My attending SF conventions is a surprisingly hard thing to explain to my colleagues and parishioners back home. “You’re going to do what?” “Why?” “You’re into spaceships and things?” And of course the perennial, “So do you dress up in costume?”
To be honest, I don’t mind those kind of questions anymore.
The SF and fantasy subculture, despite being all over our cinema and television
screens, filling our bookshops and being pretty much the language of the
internet, is still rather poorly understood by the average person in the
street, or in my specialised case, the average person in the pew. In fact,
coming out as an SF and fantasy fan in the Church of England is pretty much as
hard as coming out as a Christian among my SF peers. Neither side, on the
whole, seems to get the other. That’s not to say there is no crossover at all.
Certainly, in American SF fandom there seem to be a relatively high number of
Christian fans, although in my experience thus far there are far fewer in the
corresponding British groups.
So, at the beginning of any kind of meeting between these
worlds there are a lot of basic questions and assumptions to get past before
any kind of meaningful conversation can take place. Yes, I’m into spaceships, and
have been since I was old enough to start picking books out of my primary
school library. No, I don’t wear costumes. More because I don’t have the skills
to make them or the flair to wear them than any kind of deeper reasoning.
And on the other side… Yes, I believe in God. Yes, a God who
created the Universe. Yes, I do believe that all the time. No, I don’t think He
did it in seven days.
The thing is, once you do get past those basic questions,
once you’ve established that the things you believe or enjoy don’t
automatically make you a nutter, then the conversations really start.
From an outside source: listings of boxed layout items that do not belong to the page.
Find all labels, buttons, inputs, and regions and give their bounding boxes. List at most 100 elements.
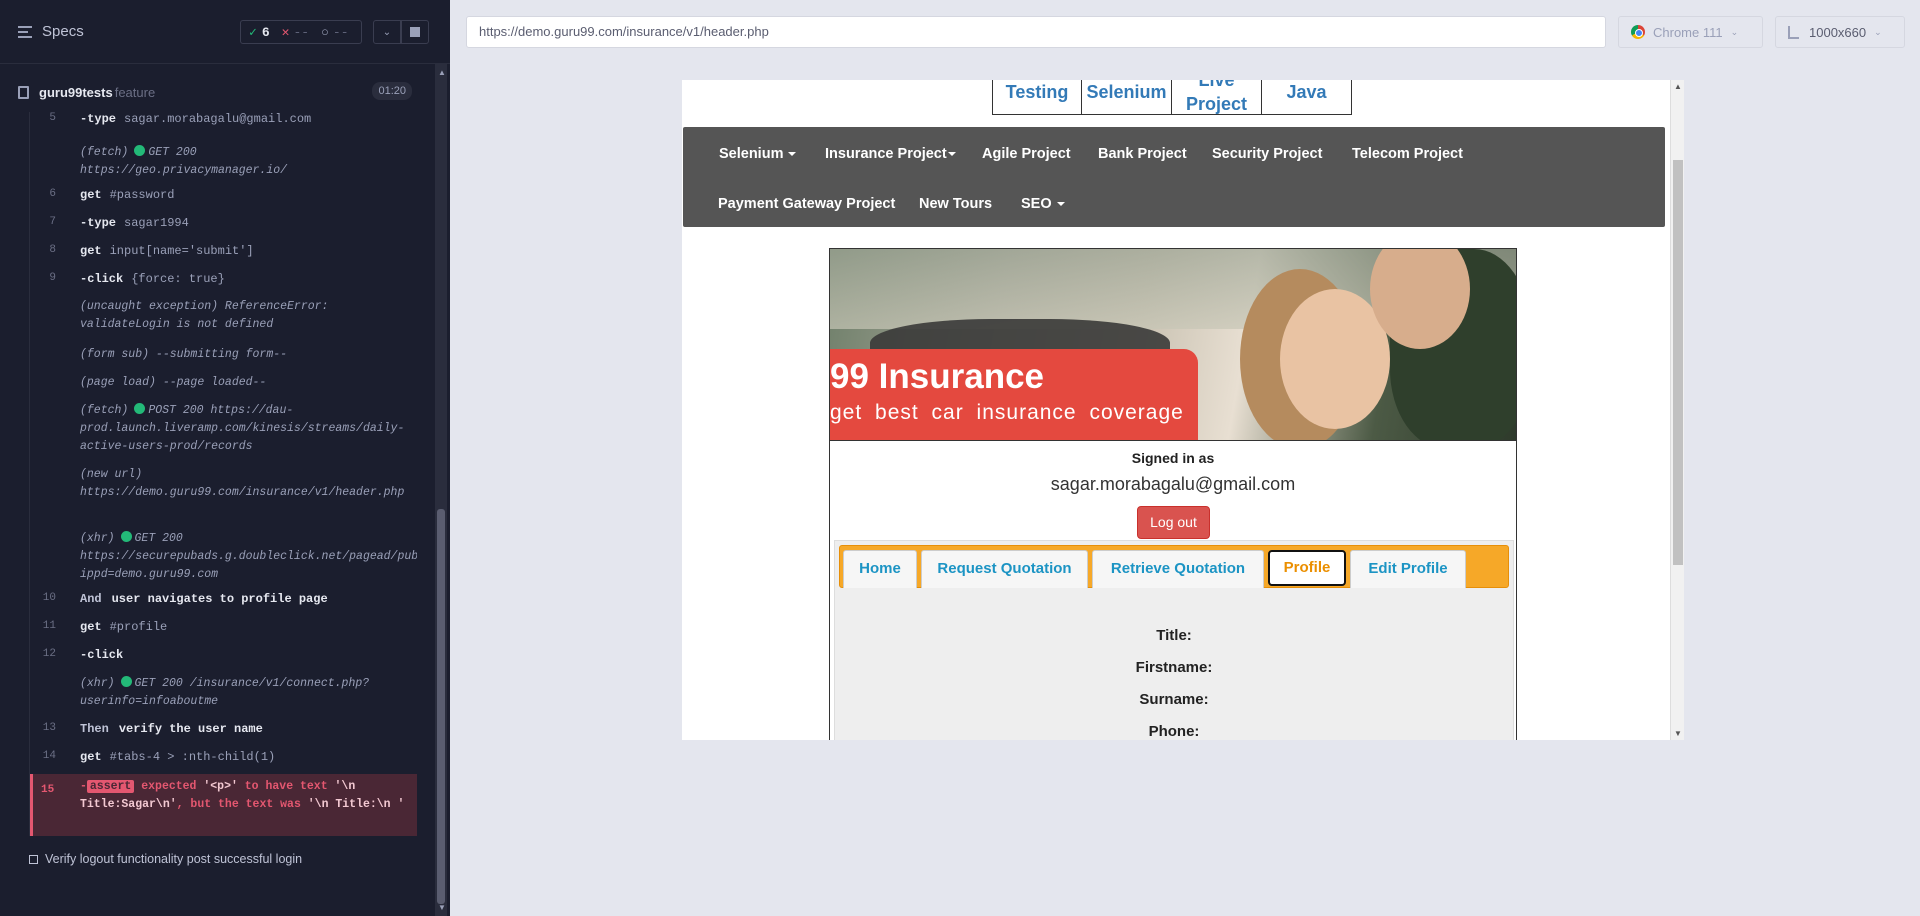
command-number: 9 — [49, 272, 56, 284]
command-arg: #profile — [109, 620, 168, 634]
logout-button[interactable]: Log out — [1137, 506, 1210, 539]
assert-text: expected — [141, 780, 197, 793]
event-text: (page load) --page loaded-- — [80, 376, 267, 389]
top-link-selenium[interactable]: Selenium — [1082, 80, 1172, 115]
assert-actual: '\n Title:\n ' — [307, 798, 405, 811]
event-type: (xhr) — [80, 532, 115, 545]
top-link-testing[interactable]: Testing — [992, 80, 1082, 115]
command-name: -type — [80, 112, 117, 126]
command-number: 15 — [41, 784, 55, 796]
event-type: (fetch) — [80, 146, 129, 159]
nav-telecom-project[interactable]: Telecom Project — [1352, 146, 1463, 162]
specs-label[interactable]: Specs — [42, 23, 84, 40]
stop-button[interactable] — [401, 20, 429, 44]
command-log: 5 -type sagar.morabagalu@gmail.com (fetch… — [29, 112, 417, 836]
next-spec-item[interactable]: Verify logout functionality post success… — [29, 852, 302, 866]
url-bar[interactable]: https://demo.guru99.com/insurance/v1/hea… — [466, 16, 1606, 48]
command-number: 8 — [49, 244, 56, 256]
specs-list-icon[interactable] — [18, 25, 32, 38]
failed-assertion-row[interactable]: 15 - assert expected '<p>' to have text '… — [30, 774, 417, 836]
tab-request-quotation[interactable]: Request Quotation — [921, 550, 1088, 588]
step-keyword: And — [80, 592, 102, 606]
event-url: https://dau-prod.launch.liveramp.com/kin… — [80, 404, 405, 453]
tab-retrieve-quotation[interactable]: Retrieve Quotation — [1092, 550, 1264, 588]
tab-profile[interactable]: Profile — [1268, 550, 1346, 586]
nav-label: Selenium — [719, 146, 784, 162]
command-arg: sagar1994 — [124, 216, 189, 230]
preview-area: https://demo.guru99.com/insurance/v1/hea… — [450, 0, 1920, 916]
nav-label: Insurance Project — [825, 146, 947, 162]
chevron-down-icon: ⌄ — [1874, 26, 1882, 37]
signed-in-email: sagar.morabagalu@gmail.com — [1050, 474, 1296, 494]
command-arg: #password — [109, 188, 175, 202]
top-link-java[interactable]: Java — [1262, 80, 1352, 115]
assert-prefix: - — [80, 780, 87, 793]
assert-text: , but the text was — [176, 798, 301, 811]
browser-selector[interactable]: Chrome 111 ⌄ — [1618, 16, 1763, 48]
viewport-label: 1000x660 — [1809, 24, 1867, 40]
chrome-icon — [1631, 25, 1645, 39]
scrollbar-thumb[interactable] — [1673, 160, 1683, 565]
top-link-live-project[interactable]: Live Project — [1172, 80, 1262, 115]
app-under-test: Testing Selenium Live Project Java Selen… — [682, 80, 1682, 740]
failed-icon: ✕ — [281, 24, 290, 40]
event-status: GET 200 — [134, 677, 183, 690]
caret-down-icon — [788, 152, 797, 157]
banner-subtitle: get best car insurance coverage — [830, 401, 1184, 424]
tab-home[interactable]: Home — [843, 550, 917, 588]
command-name: -type — [80, 216, 117, 230]
field-surname: Surname: — [1139, 691, 1209, 708]
field-title: Title: — [1156, 627, 1192, 644]
reporter-scrollbar[interactable]: ▲ ▼ — [435, 64, 447, 916]
command-number: 6 — [49, 188, 56, 200]
app-scrollbar[interactable]: ▲ ▼ — [1670, 80, 1684, 740]
pending-icon: ○ — [321, 24, 329, 40]
status-dot-icon — [134, 403, 146, 414]
event-status: GET 200 — [148, 146, 197, 159]
browser-label: Chrome 111 — [1653, 24, 1723, 40]
step-number: 13 — [42, 722, 56, 734]
command-arg: {force: true} — [131, 272, 225, 286]
caret-down-icon — [947, 152, 956, 157]
scroll-up-icon[interactable]: ▲ — [1674, 82, 1682, 91]
tab-bar: Home Request Quotation Retrieve Quotatio… — [839, 545, 1509, 588]
caret-down-icon — [1056, 202, 1065, 207]
chevron-down-icon: ⌄ — [382, 26, 392, 38]
pending-count: -- — [332, 24, 349, 40]
nav-security-project[interactable]: Security Project — [1212, 146, 1322, 162]
failed-count: -- — [293, 24, 310, 40]
test-stats: ✓ 6 ✕ -- ○ -- — [240, 20, 362, 44]
scroll-down-icon[interactable]: ▼ — [1674, 729, 1682, 738]
event-text: (uncaught exception) ReferenceError: val… — [80, 300, 329, 331]
scrollbar-thumb[interactable] — [437, 509, 445, 904]
nav-selenium[interactable]: Selenium — [719, 146, 797, 162]
scroll-down-icon[interactable]: ▼ — [438, 903, 446, 912]
spec-name: guru99tests — [39, 84, 113, 100]
assert-badge: assert — [86, 780, 135, 793]
passed-icon: ✓ — [249, 24, 257, 40]
viewport-icon — [1788, 25, 1799, 39]
spec-file-header[interactable]: guru99tests feature 01:20 — [0, 80, 420, 104]
nav-payment-gateway-project[interactable]: Payment Gateway Project — [718, 196, 895, 212]
command-number: 14 — [42, 750, 56, 762]
tab-edit-profile[interactable]: Edit Profile — [1350, 550, 1466, 588]
spec-extension: feature — [114, 84, 156, 100]
spec-duration: 01:20 — [372, 82, 412, 100]
nav-bank-project[interactable]: Bank Project — [1098, 146, 1187, 162]
nav-seo[interactable]: SEO — [1021, 196, 1065, 212]
scroll-up-icon[interactable]: ▲ — [438, 68, 446, 77]
nav-agile-project[interactable]: Agile Project — [982, 146, 1071, 162]
step-keyword: Then — [80, 722, 109, 736]
nav-new-tours[interactable]: New Tours — [919, 196, 992, 212]
command-number: 11 — [42, 620, 56, 632]
top-link-boxes: Testing Selenium Live Project Java — [992, 80, 1352, 115]
status-dot-icon — [134, 145, 146, 156]
event-status: GET 200 — [134, 532, 183, 545]
nav-insurance-project[interactable]: Insurance Project — [825, 146, 956, 162]
command-name: -click — [80, 272, 124, 286]
viewport-selector[interactable]: 1000x660 ⌄ — [1775, 16, 1905, 48]
event-text: (form sub) --submitting form-- — [80, 348, 288, 361]
expand-collapse-button[interactable]: ⌄ — [373, 20, 401, 44]
command-name: get — [80, 188, 102, 202]
field-firstname: Firstname: — [1135, 659, 1213, 676]
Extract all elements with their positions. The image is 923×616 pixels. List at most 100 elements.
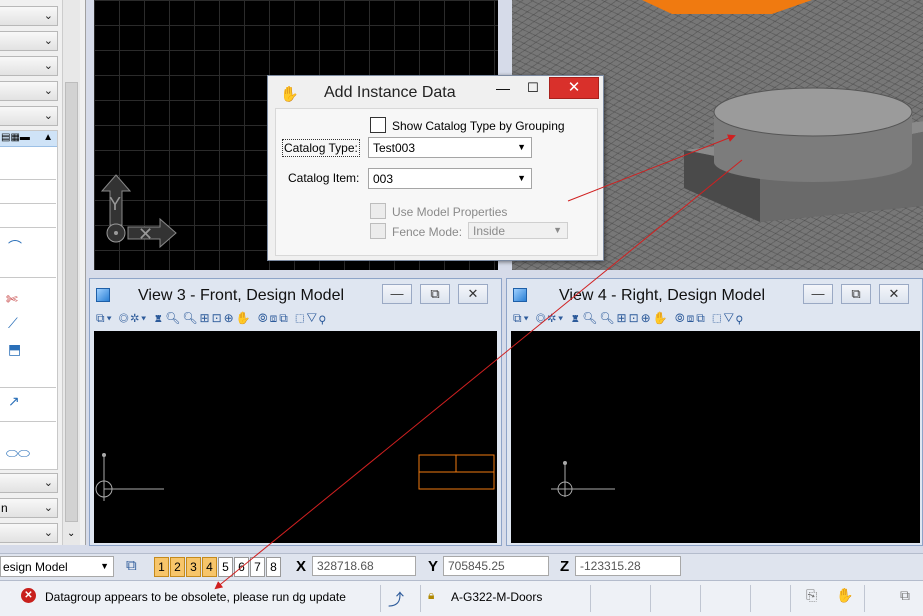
chevron-down-icon: ⌄ [43,477,53,489]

And they
can be amazing. Because these days there is that lack of simple general knowledge
about the things either cultural group get up to, there is a curiosity and
openness that can stimulate some great dialogues.
Witnessing
I enjoy sharing my love of SF with my congregation,
especially my firm belief that the flexibility of the genre allows for the exploration
of deep questions about the world, spirituality and human nature that might not
be possible in other forms of literature or media. I’ve not delivered a Doctor Who related sermon yet, but with
the new season already begun, it may only be a matter of time before that
happens.
When it comes to speaking about my faith at SF conventions,
I feel that this is actually a part of the ministry to which I’m called. My
calling isn’t just to serve a single parish. Rather, it’s to be a witness in
the wider world, which for me includes the world of Science Fiction. More than
often, this witnessing is a delicate thing. There is often history and hurt for
people in their experiences with Christianity or organised religion in general.
My role isn’t one of proselytising. It can’t be. Instead, I need to be a living
representative of what I believe, and where possible, and where I’m empowered
to be, a conduit for the love and acceptance that I believe God offers to all
people, everywhere. That can take the form of private conversations where
people need to talk through their spiritual burdens. It can take the form of
the cut and thrust of more academic debate, about evolution, understandings of
the Bible or my thoughts on Jesus’ relationship with the Old Testament Law,
where my theological training is at its most useful. Or it can take the form of
participating in programme panels about the role or representation of faith in
the SF genre.
At CONvergence I was glad to be included as a speaker on two
faith-related panels: “The Importance of Faith in Fiction” and “The Christian
Roots of Modern Fantasy”. With my growing confidence in my own ministry, I’m
enjoying these kinds of panels more and more. I can speak clearly about issues
that are close to my heart, and connect not just with my fellow panellists, but
with everyone who packed into that particular convention room to listen to, and
often to debate with, us. Again, the aim isn’t to evangelise. It’s to enable
conversations, to share thoughts and understandings, to broaden minds on every
side. And I love it. I really do.
Pulling down the barriers
I delivered a sermon this Sunday, the 2nd September, entitled: “Religion: Cause of all the World’s Problems?” It was about how believers, and Christians in particular, are often not the best witnesses we can be. The God I follow, who I believe was incarnate in the person of Jesus of Nazareth, is a God of revolution. He’s about overturning the human desire and yearning to build walls around ourselves and our communities and judge those on the outside. Jesus was about radical openness for the outsider, about destroying the barriers that keep us apart. And following that example can be hard. It can be easy for non-Christians to look at the way some Christians behave or express themselves and honestly think that there is nothing there of Christ at all.
So the challenge is to live his example – loving, listening,
and confronting the walls that humans insist on building to exclude and judge
others. And as a Christian, as a priest, as an SF fan, I need to do that from
the altar, from the pulpit, from the dealers’ room floor, equally.
And if I can do that just a little, who knows how many
barriers may come down, how many better relationships built?